Sunday, 11 September, 2005, //
snippet of the Campaign for Real Beauty webiste
The people at Dove have their hearts in the right place. They really do. And what they're doing is getting a rather positive response, in a few New York Times articles as well as Dove's own Campaign for Real Beauty promotional website.
So some women feel good when they look at the ads and that—whether or not these women are the majority notwithstanding—alone makes me happy that it's being done. It's a step in the right direction for sure.
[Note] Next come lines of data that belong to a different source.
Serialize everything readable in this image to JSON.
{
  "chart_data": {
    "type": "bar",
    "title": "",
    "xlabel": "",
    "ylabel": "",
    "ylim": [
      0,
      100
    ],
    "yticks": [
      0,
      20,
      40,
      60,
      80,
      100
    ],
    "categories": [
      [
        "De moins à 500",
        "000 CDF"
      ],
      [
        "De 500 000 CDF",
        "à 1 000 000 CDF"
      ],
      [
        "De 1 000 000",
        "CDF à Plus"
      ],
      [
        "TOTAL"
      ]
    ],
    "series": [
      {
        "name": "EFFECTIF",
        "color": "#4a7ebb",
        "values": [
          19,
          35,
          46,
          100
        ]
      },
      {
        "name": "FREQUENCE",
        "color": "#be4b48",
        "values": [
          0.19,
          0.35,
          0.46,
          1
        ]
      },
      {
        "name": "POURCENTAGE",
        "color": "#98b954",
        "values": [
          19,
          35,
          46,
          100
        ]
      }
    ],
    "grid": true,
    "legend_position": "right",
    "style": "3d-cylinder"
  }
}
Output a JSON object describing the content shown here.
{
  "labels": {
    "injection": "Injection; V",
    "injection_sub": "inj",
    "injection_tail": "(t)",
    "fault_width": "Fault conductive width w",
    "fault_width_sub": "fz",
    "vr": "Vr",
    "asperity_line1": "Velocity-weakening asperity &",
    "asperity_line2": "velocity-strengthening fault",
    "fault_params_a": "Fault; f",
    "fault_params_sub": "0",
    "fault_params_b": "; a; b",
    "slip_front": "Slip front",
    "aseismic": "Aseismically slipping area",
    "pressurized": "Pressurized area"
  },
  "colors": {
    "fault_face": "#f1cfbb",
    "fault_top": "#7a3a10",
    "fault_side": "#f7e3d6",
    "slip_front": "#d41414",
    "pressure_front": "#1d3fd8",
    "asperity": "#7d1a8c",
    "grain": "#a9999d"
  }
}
But am I the only person around here who feels a little frustrated every time I look at the tag line of this campaign? It's pretty sick that these women can't be put before the eyes of the public without what basically amounts to an asterisk next to their asses and a footnote reading, "Yeah we know they aren't skinny. Aren't we cool for putting them in an ad anyway?" Does every billboard with these women really need an announcement that they aren't as thin as the swizzle sticks on the billboard next door? I think most of us can pretty much see that for ourselves. Does Dove's website really need to insist with methinks-Dove-doth-protest-too-much levels of repetition that it finds these women are beautiful in their own unique ways? C'mon. These are some pretty girls. They've got big, bright smiles, clear skin, and shiny hair. None of them have huge, flabby stomachs or cottage-cheese thighs. They'd be looking a lot prettier without all this insistence that they're going to "celebrate their curves."
Wouldn't Dove's message be coming across a little clearer if it slapped these pictures on its billboards without the "check out these curvy women—but they're still pretty, we swear!" commentary? U.S. women all know what "curvy" really means in the mouths of advertisers and the mainstream media. It means you're not up to their standards.
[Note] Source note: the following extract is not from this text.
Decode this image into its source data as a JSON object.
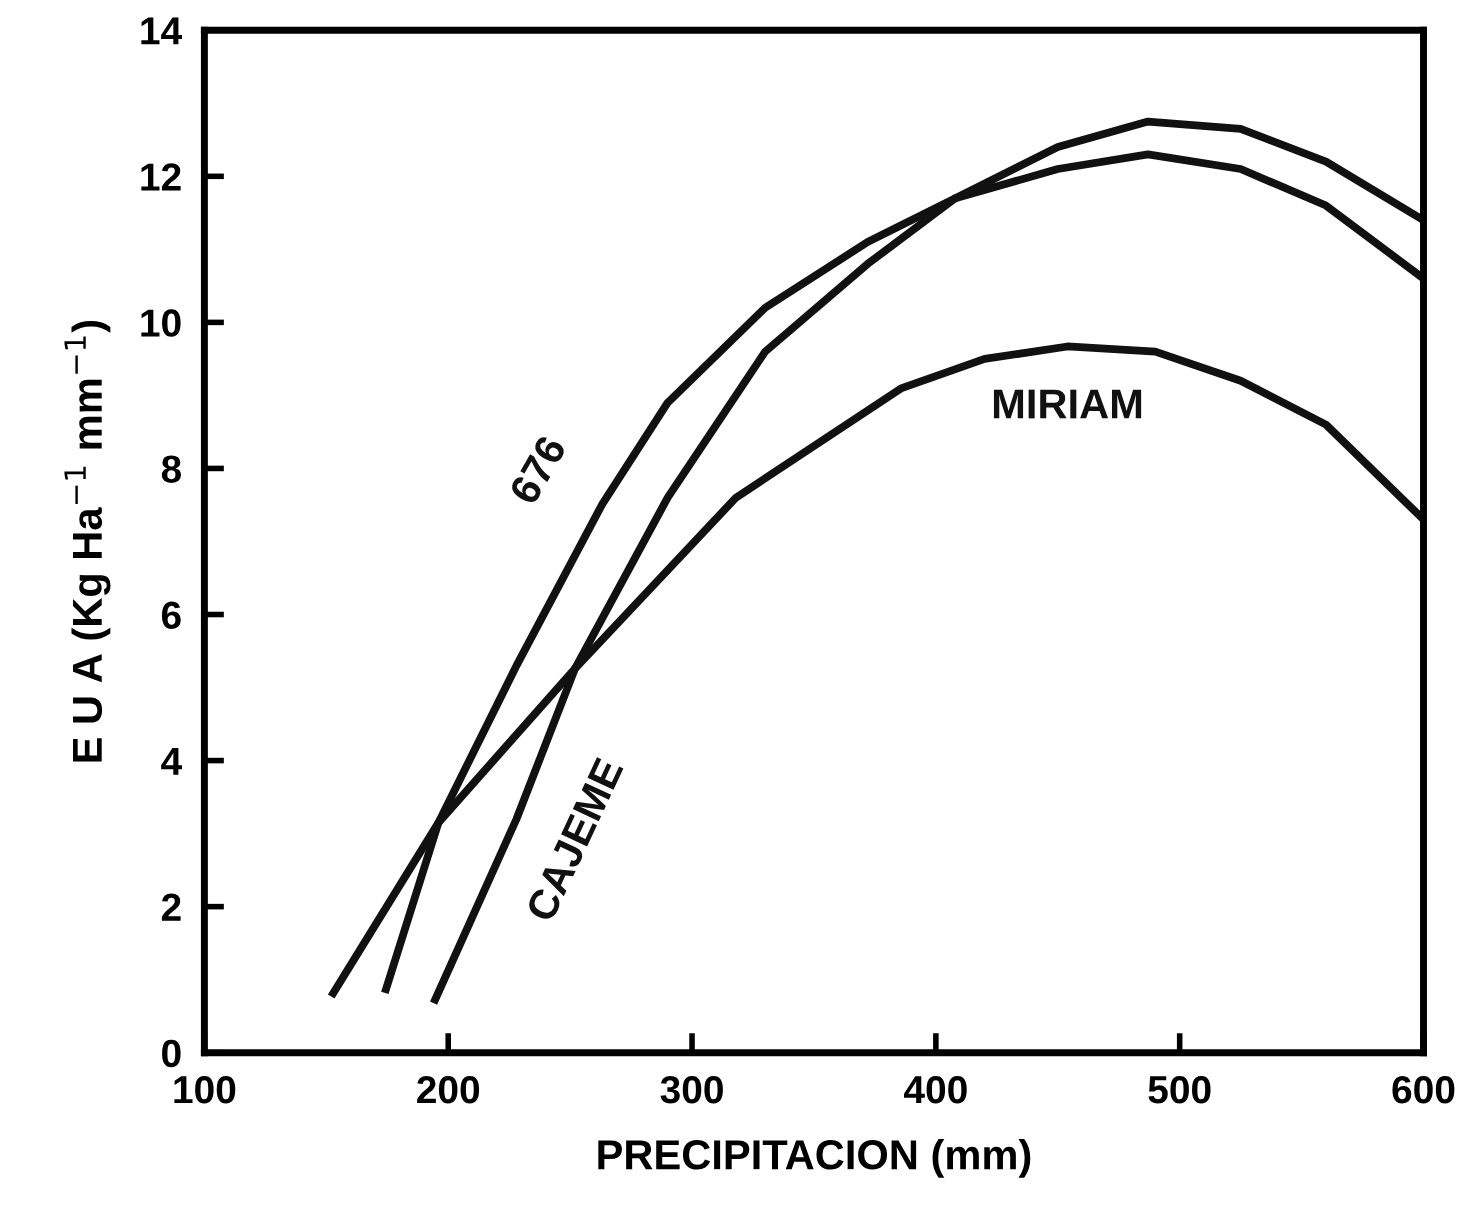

In this sense, rap—which gets unending flack for objectifying women—is quite a few steps ahead of Dove's game. You know that Kanye West "Gold Digger" video I mentioned one post down? Many of the women wriggling in front of "Fantasy Magazine" and "Oooh LaLa" aren't supermodel-thin either—and Kanye doesn't change the lyrics to "now I ain't sayin' she a supermodel/but it ain't like she so fat she's got a waddle" when the "curvier" women are front and center. In fact there's nothing at all to differentiate them from the thin girls in the video aside from the viewer's own preference.
Maybe advertisers and the mainstream media can take a hint. I'll be a lot happier when I see normal-sized women in ads that don't have the words "curvy," "real," or "plus-size" anywhere in sight. Until then, rap videos and the boastful Dove ads are going to have to do.